‘Nossos banheiros não são tão seguros quanto pensamos’, diz escritora

SÃO PAULO, SP (FOLHAPRESS) — A escritora americana Chelsea Wald tem se dedicado nos últimos anos a estudar e divulgar a nova ciência dos banheiros. O foco dessa área de pesquisa é a privada, mas os inovadores desejam mudança completa, que vai além da peça de cerâmica que, por mais que os humanos tentem esconder, é central na nossa vida — a revolução deve ir, literalmente, pelos canos e renovar todo o sistema.
O trabalho de Wald já a levou para diversas partes do mundo para experimentar…banheiros.

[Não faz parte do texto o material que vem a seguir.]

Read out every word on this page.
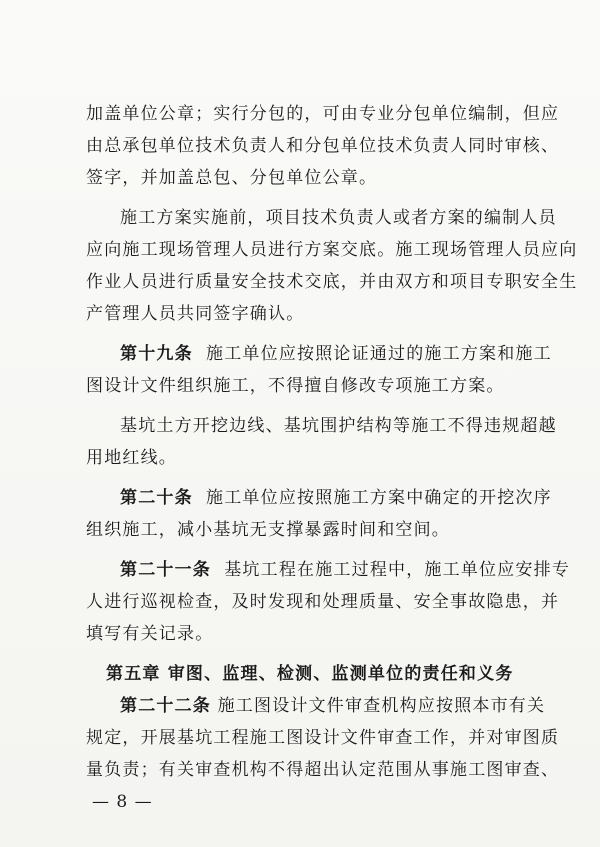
加盖单位公章；实行分包的，可由专业分包单位编制，但应
由总承包单位技术负责人和分包单位技术负责人同时审核、
签字，并加盖总包、分包单位公章。
施工方案实施前，项目技术负责人或者方案的编制人员
应向施工现场管理人员进行方案交底。施工现场管理人员应向
作业人员进行质量安全技术交底，并由双方和项目专职安全生
产管理人员共同签字确认。
第十九条 施工单位应按照论证通过的施工方案和施工
图设计文件组织施工，不得擅自修改专项施工方案。
基坑土方开挖边线、基坑围护结构等施工不得违规超越
用地红线。
第二十条 施工单位应按照施工方案中确定的开挖次序
组织施工，减小基坑无支撑暴露时间和空间。
第二十一条 基坑工程在施工过程中，施工单位应安排专
人进行巡视检查，及时发现和处理质量、安全事故隐患，并
填写有关记录。
第五章 审图、监理、检测、监测单位的责任和义务
第二十二条 施工图设计文件审查机构应按照本市有关
规定，开展基坑工程施工图设计文件审查工作，并对审图质
量负责；有关审查机构不得超出认定范围从事施工图审查、
— 8 —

Agora, ela lança o livro “Pipe Drams — The Urgent Global Quest to Transform the Toilet” (algo como: sonhos do encanamento — a busca global para transformar o banheiro), ainda inédito em português.

“Acho que ninguém que estudou comigo na escola pensaria que eu seria a pessoa a escrever sobre banheiro, ou cocô”, diz a jornalista em entrevista por videoconferência de sua casa na Holanda, onde vive atualmente com a família.

“Mas escrevendo sobre esses assuntos eu posso falar sobre todos os temas que são caros para mim, como saúde e ambiente.”

Primeiramente, precisamos reconhecer que o atual banheiro padrão ouro — um vaso de cerâmica autolimpante com uma descarga que despeja água limpa e carrega os dejetos depositados ali pelos encanamentos até uma estação de tratamento de esgoto — não é mais suficiente. O mecanismo, que já possui cerca de 100 anos de existência, definitivamente precisa de uma renovação.

“Nossos banheiros não são tão seguros quanto pensamos. O sistema, na verdade, esconde isso de nós, e ficamos satisfeitos. Se para um sistema ser considerado seguro ele precisa garantir que o conteúdo da privada chegue com segurança ao tratamento, bem, cerca de metade do planeta não pode contar com isso”, diz Wald.

“Se pensarmos ecologicamente, mesmo quando esse sistema que conhecemos funciona corretamente, ainda não é saudável de uma perspectiva planetária”, acrescenta.

Com as tecnologias atuais, uma parte dos remédios e até drogas ilícitas que as pessoas usam e liberam por fezes e urina vão parar nos rios, afetando diretamente a vida aquática.

Em “Pipe Drams”, Wald consegue mostrar quão complexo é o tema, desde nossa relação problemática e recheada de tabus com cocô e xixi, que inibe a busca por soluções, até problemas mais graves, como a defecação aberta — quando as pessoas fazem as necessidades fora de um banheiro, prática que coloca todos na comunidade em risco pelo potencial de transmissão de patógenos que as fezes possuem.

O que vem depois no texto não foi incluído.